Mutlu saatler izlemeyin

Ansiklopedik Kelime ve İfadeler Sözlüğü kitabından yazar Serov Vadim Vasilyeviç

Mutlu saatler izlenmiyor A. S. Griboyedov'un (1795-1829) "Woe from Wit" (1824) adlı komedisinden. Sophia'nın Sözleri (perde 1, sahne 4): Liza Saatinize bakın, pencereden dışarı bakın: Uzun zamandır insanlar sokaklara dökülüyor; Ve evde kapı çalınıyor, yürüyor,

Neden başkalarının gözlemlediğini gözlemliyoruz: Optik yorumlama sisteminin ayna nöronları

Senin Hissettiklerini Neden Hissediyorum kitabından. Sezgisel İletişim ve Ayna Nöronların Sırrı kaydeden Bauer Joachim

Başkalarının gözlemlediğini neden biz gözlemliyoruz:

Hasta insanlar saate bakmıyor mu?

Edebiyat Gazetesi 6276 (No. 21 2010) kitabından yazar Edebiyat Gazetesi

Hasta insanlar saate bakmıyor mu? Adam Hasta insanlar saate bakmıyor mu? REZONANS Bu makaleyi doktorun önünde sırada otururken okudum. Cehennem varsa burasıdır. Sabah saat 10’da geldim, önümde sadece üç kişi vardı. K?11'de bir tek tatlı, sessizce hüzünlenen yaşlı kadın kalmıştı ve

3. Mutlu günler

Gölde Dualar kitabından yazar Sırpsky Nikolay Velimirovich

3. Mutlu günler Dostum, yaşadığın ve geri dönmek istediğin günler var mı? Bu günler ipeğin yumuşak dokunuşu gibi sizi çağırıyordu ama sizi baştan çıkardıktan sonra örümcek ağına dönüştüler.
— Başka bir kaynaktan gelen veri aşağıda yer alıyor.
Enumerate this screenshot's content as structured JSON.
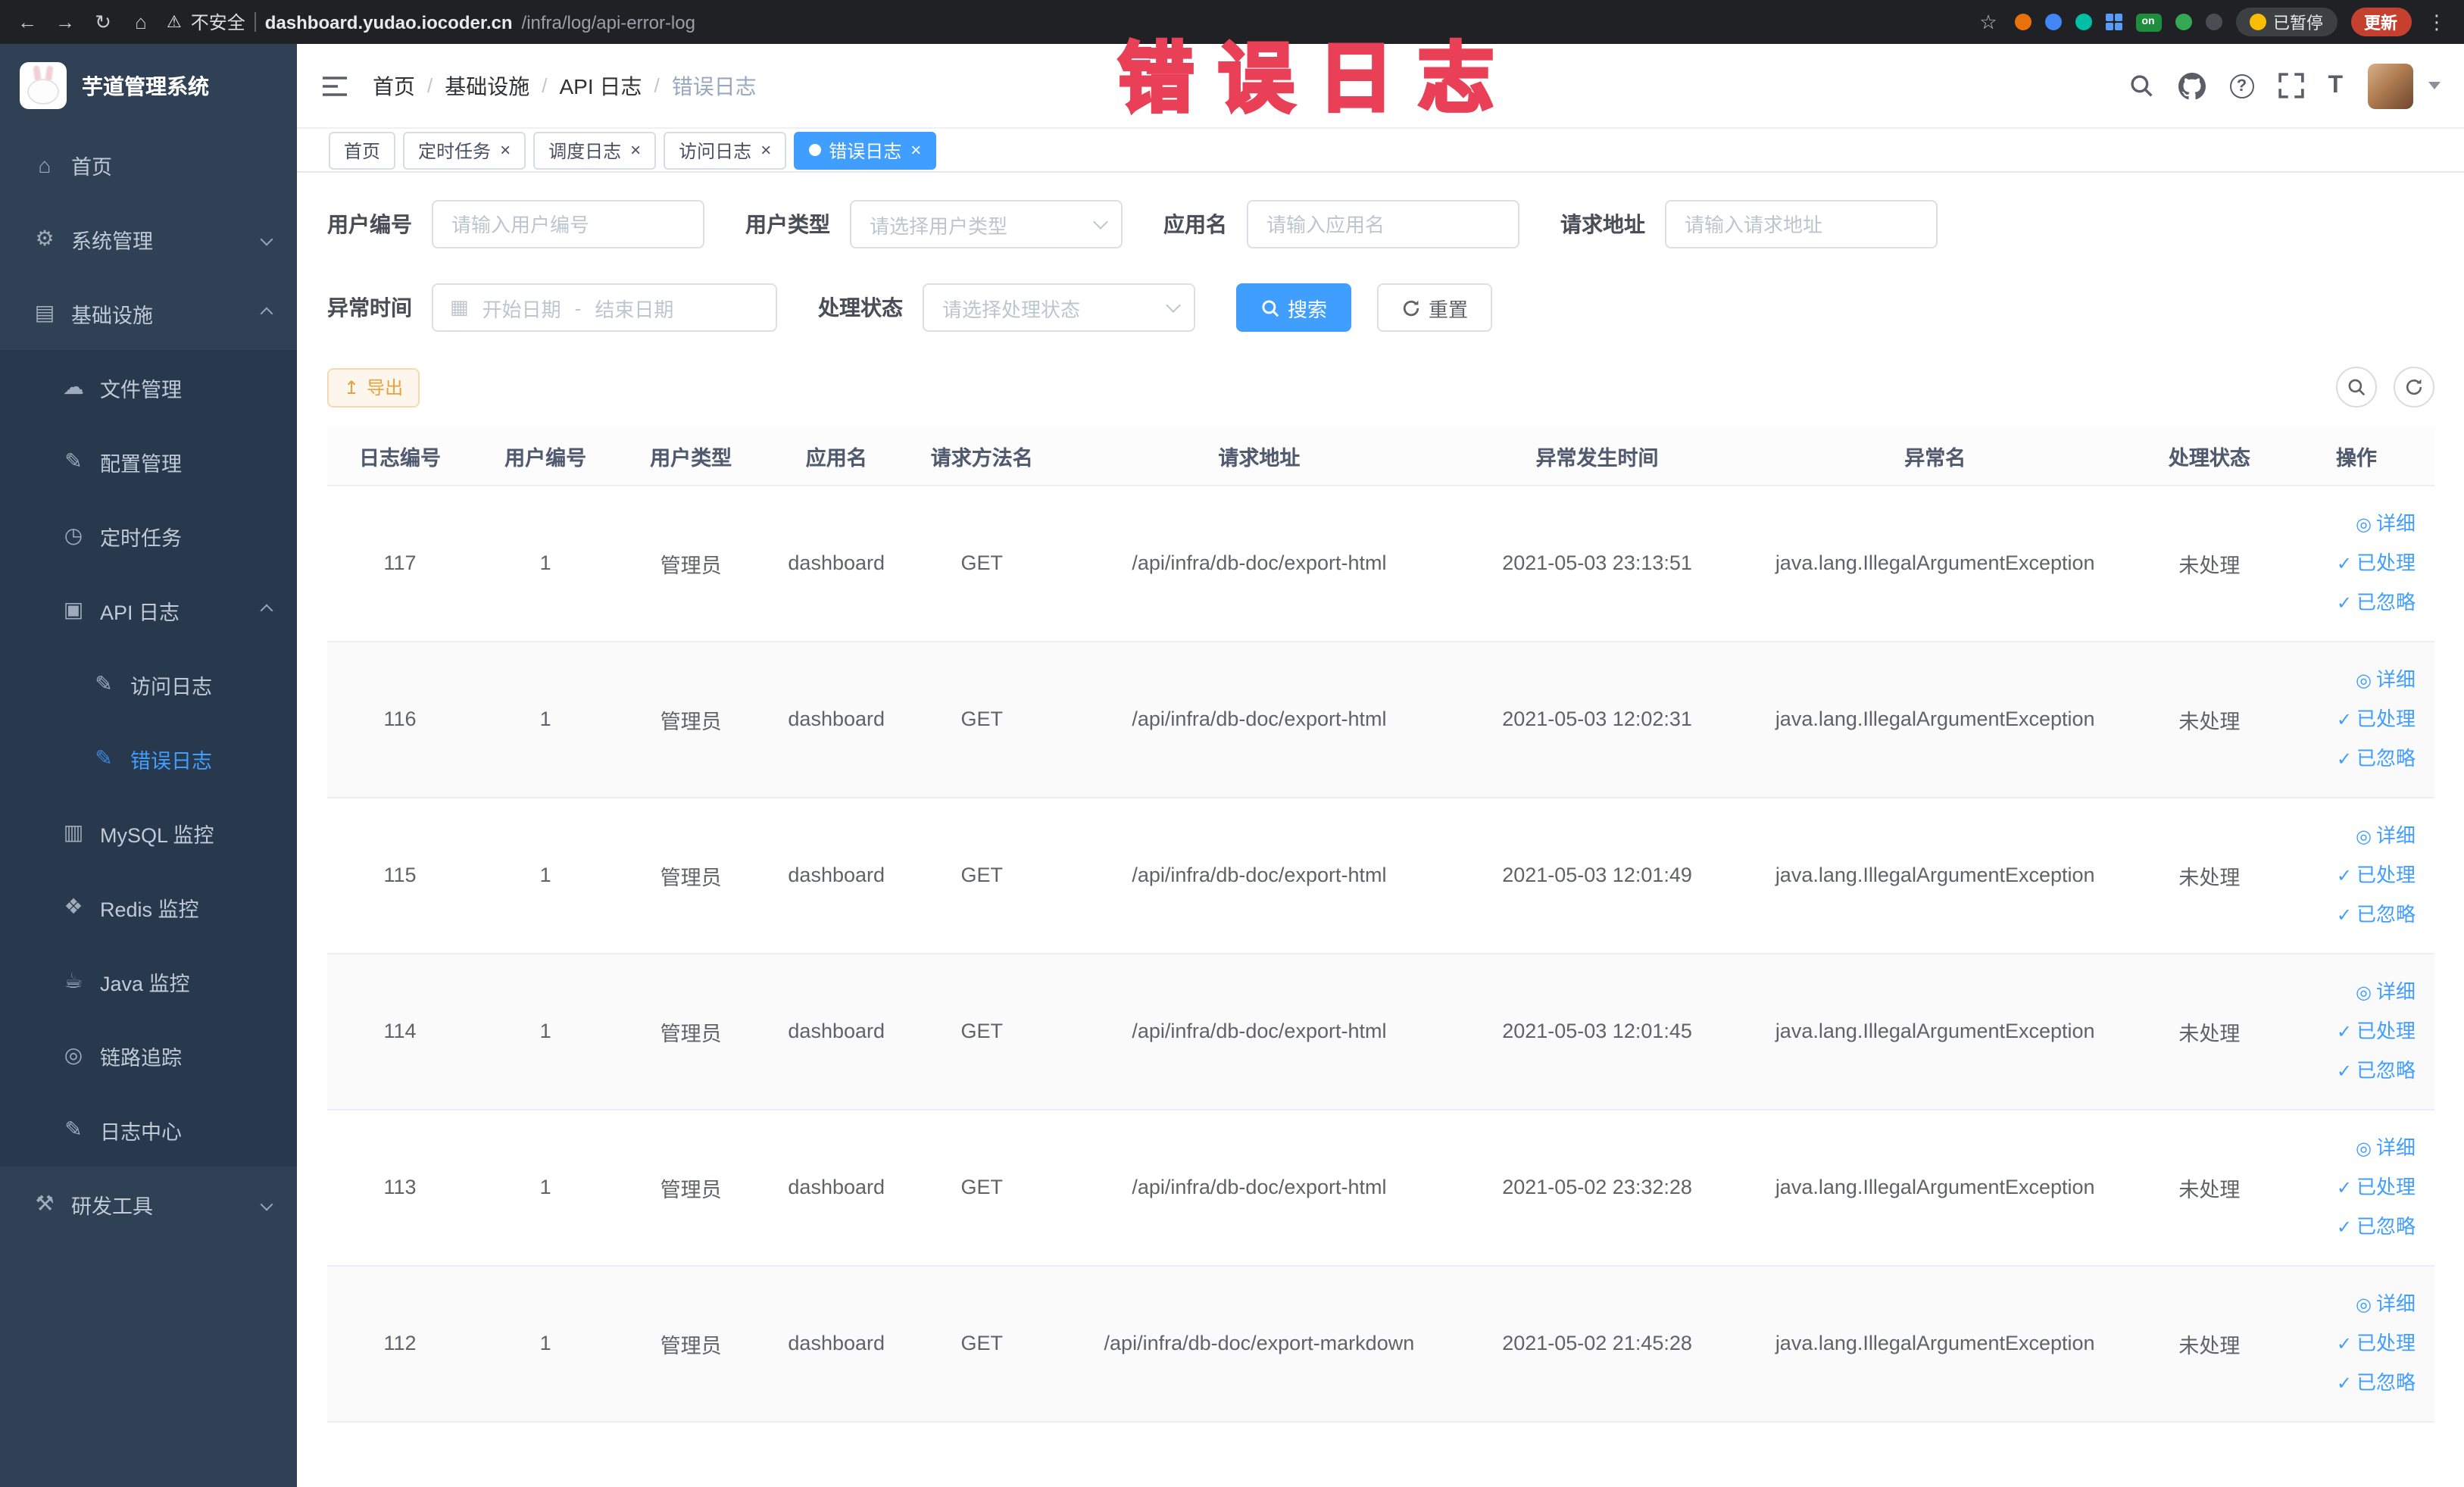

Bal dolu bir tas gibi selam verdiler sana ama dolu dolu bir kokuya dönüştüler.

Mutlu saatler izlemeyin

Şakayla ve Ciddi Bir Şekilde kitabından yazar Kotov Alexander Aleksandroviç

Mutlu saatler gözlenmedi Profesörün yüzü canlandı. Gözleri sevinç ve şaşkınlıkla iri iri açılmış, koyu gri kaşları, boynuz çerçeveli gözlüğünün siyah çerçevesinin üzerinden dışarı çıkmıştı. Sanki gördüğü yer orasıymış gibi ofisin karşı duvarındaki bir noktaya baktı.